Une nouvelle confirmation de ce que ses antennes lui avaient révélé vient de tomber. Elle savait qu’elle aurait dû couper court dès le premier échange téléphonique. De signaux infimes en confirmation radicale, elle renonce au rendez-vous prévu dans cinq jours et l’écrit de façon explicite. L’homme se confond en excuses, demande une autre chance, il peut aussi faire preuve de prestance. Elle n’en croit pas ses yeux. Il cumule à grande vitesse. C’en est trop pour elle. Sa décision est sans retour et elle l’annonce. Elle en reste là, ne répondra pas aux futurs messages s’il en arrivait.
Agacée, elle efface la fiche de son répertoire téléphonique et sourit.
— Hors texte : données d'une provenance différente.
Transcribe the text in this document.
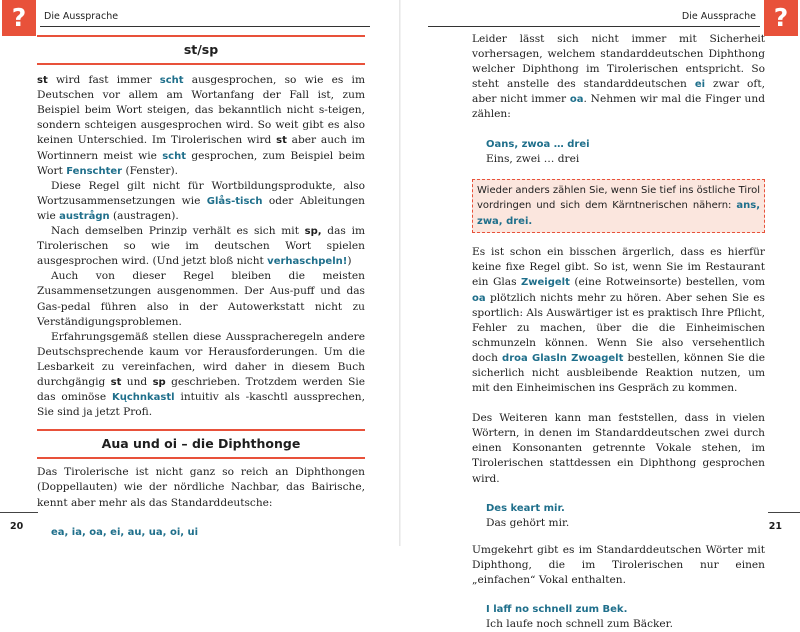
?	Die Aussprache
st/sp

st wird fast immer scht ausgesprochen, so wie es im Deutschen vor allem am Wortanfang der Fall ist, zum Beispiel beim Wort steigen, das bekanntlich nicht s-teigen, sondern schteigen ausgesprochen wird. So weit gibt es also keinen Unterschied. Im Tirolerischen wird st aber auch im Wortinnern meist wie scht gesprochen, zum Beispiel beim Wort Fenschter (Fenster).

Diese Regel gilt nicht für Wortbildungsprodukte, also Wortzusammensetzungen wie Glås-tisch oder Ableitungen wie austrågn (austragen).

Nach demselben Prinzip verhält es sich mit sp, das im Tirolerischen so wie im deutschen Wort spielen ausgesprochen wird. (Und jetzt bloß nicht verhaschpeln!)

Auch von dieser Regel bleiben die meisten Zusammensetzungen ausgenommen. Der Aus-puff und das Gas-pedal führen also in der Autowerkstatt nicht zu Verständigungsproblemen.

Erfahrungsgemäß stellen diese Ausspracheregeln andere Deutschsprechende kaum vor Herausforderungen. Um die Lesbarkeit zu vereinfachen, wird daher in diesem Buch durchgängig st und sp geschrieben. Trotzdem werden Sie das ominöse Kųchnkastl intuitiv als -kaschtl aussprechen, Sie sind ja jetzt Profi.

Aua und oi – die Diphthonge

Das Tirolerische ist nicht ganz so reich an Diphthongen (Doppellauten) wie der nördliche Nachbar, das Bairische, kennt aber mehr als das Standarddeutsche:

ea, ia, oa, ei, au, ua, oi, ui
20
?
Die Aussprache

Leider lässt sich nicht immer mit Sicherheit vorhersagen, welchem standarddeutschen Diphthong welcher Diphthong im Tirolerischen entspricht. So steht anstelle des standarddeutschen ei zwar oft, aber nicht immer oa. Nehmen wir mal die Finger und zählen:

Oans, zwoa … drei
Eins, zwei … drei
Wieder anders zählen Sie, wenn Sie tief ins östliche Tirol vordringen und sich dem Kärntnerischen nähern: ans, zwa, drei.

Es ist schon ein bisschen ärgerlich, dass es hierfür keine fixe Regel gibt. So ist, wenn Sie im Restaurant ein Glas Zweigelt (eine Rotweinsorte) bestellen, vom oa plötzlich nichts mehr zu hören. Aber sehen Sie es sportlich: Als Auswärtiger ist es praktisch Ihre Pflicht, Fehler zu machen, über die die Einheimischen schmunzeln können. Wenn Sie also versehentlich doch droa Glasln Zwoagelt bestellen, können Sie die sicherlich nicht ausbleibende Reaktion nutzen, um mit den Einheimischen ins Gespräch zu kommen.

Des Weiteren kann man feststellen, dass in vielen Wörtern, in denen im Standarddeutschen zwei durch einen Konsonanten getrennte Vokale stehen, im Tirolerischen stattdessen ein Diphthong gesprochen wird.

Des keart mir.
Das gehört mir.

Umgekehrt gibt es im Standarddeutschen Wörter mit Diphthong, die im Tirolerischen nur einen „einfachen“ Vokal enthalten.

I laff no schnell zum Bek.
Ich laufe noch schnell zum Bäcker.
21
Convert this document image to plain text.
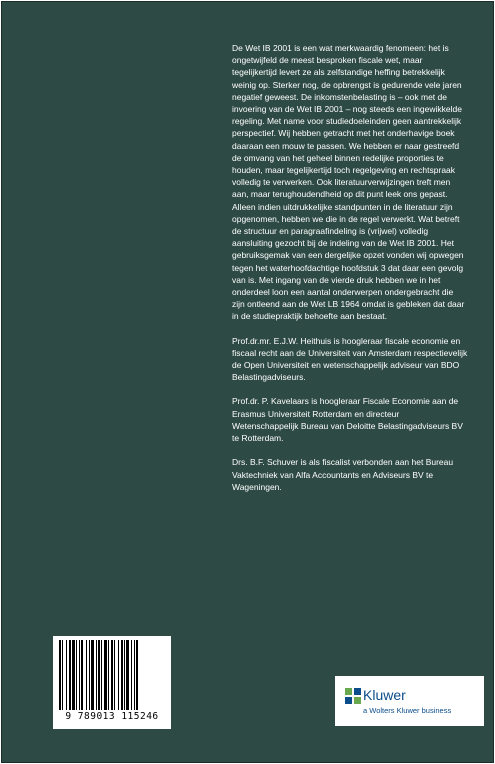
De Wet IB 2001 is een wat merkwaardig fenomeen: het is ongetwijfeld de meest besproken fiscale wet, maar tegelijkertijd levert ze als zelfstandige heffing betrekkelijk weinig op. Sterker nog, de opbrengst is gedurende vele jaren negatief geweest. De inkomstenbelasting is – ook met de invoering van de Wet IB 2001 – nog steeds een ingewikkelde regeling. Met name voor studiedoeleinden geen aantrekkelijk perspectief. Wij hebben getracht met het onderhavige boek daaraan een mouw te passen. We hebben er naar gestreefd de omvang van het geheel binnen redelijke proporties te houden, maar tegelijkertijd toch regelgeving en rechtspraak volledig te verwerken. Ook literatuurverwijzingen treft men aan, maar terughoudendheid op dit punt leek ons gepast. Alleen indien uitdrukkelijke standpunten in de literatuur zijn opgenomen, hebben we die in de regel verwerkt. Wat betreft de structuur en paragraafindeling is (vrijwel) volledig aansluiting gezocht bij de indeling van de Wet IB 2001. Het gebruiksgemak van een dergelijke opzet vonden wij opwegen tegen het waterhoofdachtige hoofdstuk 3 dat daar een gevolg van is. Met ingang van de vierde druk hebben we in het onderdeel loon een aantal onderwerpen ondergebracht die zijn ontleend aan de Wet LB 1964 omdat is gebleken dat daar in de studiepraktijk behoefte aan bestaat.

Prof.dr.mr. E.J.W. Heithuis is hoogleraar fiscale economie en fiscaal recht aan de Universiteit van Amsterdam respectievelijk de Open Universiteit en wetenschappelijk adviseur van BDO Belastingadviseurs.

Prof.dr. P. Kavelaars is hoogleraar Fiscale Economie aan de Erasmus Universiteit Rotterdam en directeur Wetenschappelijk Bureau van Deloitte Belastingadviseurs BV te Rotterdam.

Drs. B.F. Schuver is als fiscalist verbonden aan het Bureau Vaktechniek van Alfa Accountants en Adviseurs BV te Wageningen.

9 789013 115246
Kluwer
a Wolters Kluwer business
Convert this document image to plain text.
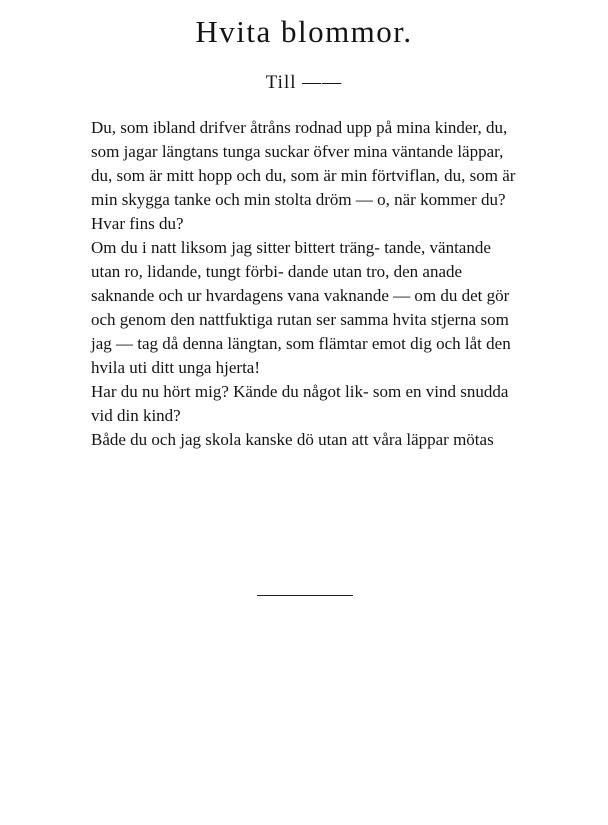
Hvita blommor.
Till ——

Du, som ibland drifver åtråns rodnad upp på mina kinder, du, som jagar längtans tunga suckar öfver mina väntande läppar, du, som är mitt hopp och du, som är min förtviflan, du, som är min skygga tanke och min stolta dröm — o, när kommer du? Hvar fins du?

Om du i natt liksom jag sitter bittert träng- tande, väntande utan ro, lidande, tungt förbi- dande utan tro, den anade saknande och ur hvardagens vana vaknande — om du det gör och genom den nattfuktiga rutan ser samma hvita stjerna som jag — tag då denna längtan, som flämtar emot dig och låt den hvila uti ditt unga hjerta!

Har du nu hört mig? Kände du något lik- som en vind snudda vid din kind?

Både du och jag skola kanske dö utan att våra läppar mötas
Décidément, les transports amoureux ne sont pas les siens. Pas plus ceux d’hier que ceux d’aujourd’hui. Elle s’engage à s’écouter sans barguigner dorénavant, à suivre son flair et ses premières impressions. Son décodeur est fiable, elle l’a éprouvé à de nombreuses reprises. Elle ne s’est pas écoutée mais s’écoute et s’écoutera à l’avenir. Ni soldes ni remises sur son projet de vie relationnelle, elle s’en fait la promesse. Point.
« RV à la brasserie à 16h comme convenu. Moi, chemise bleue, blouson noir, jean, cheveux blancs et lunettes de soleil sur la tête. Et vous, charmante dame, en robe blanche ? »
Cette fois, elle bloque le numéro.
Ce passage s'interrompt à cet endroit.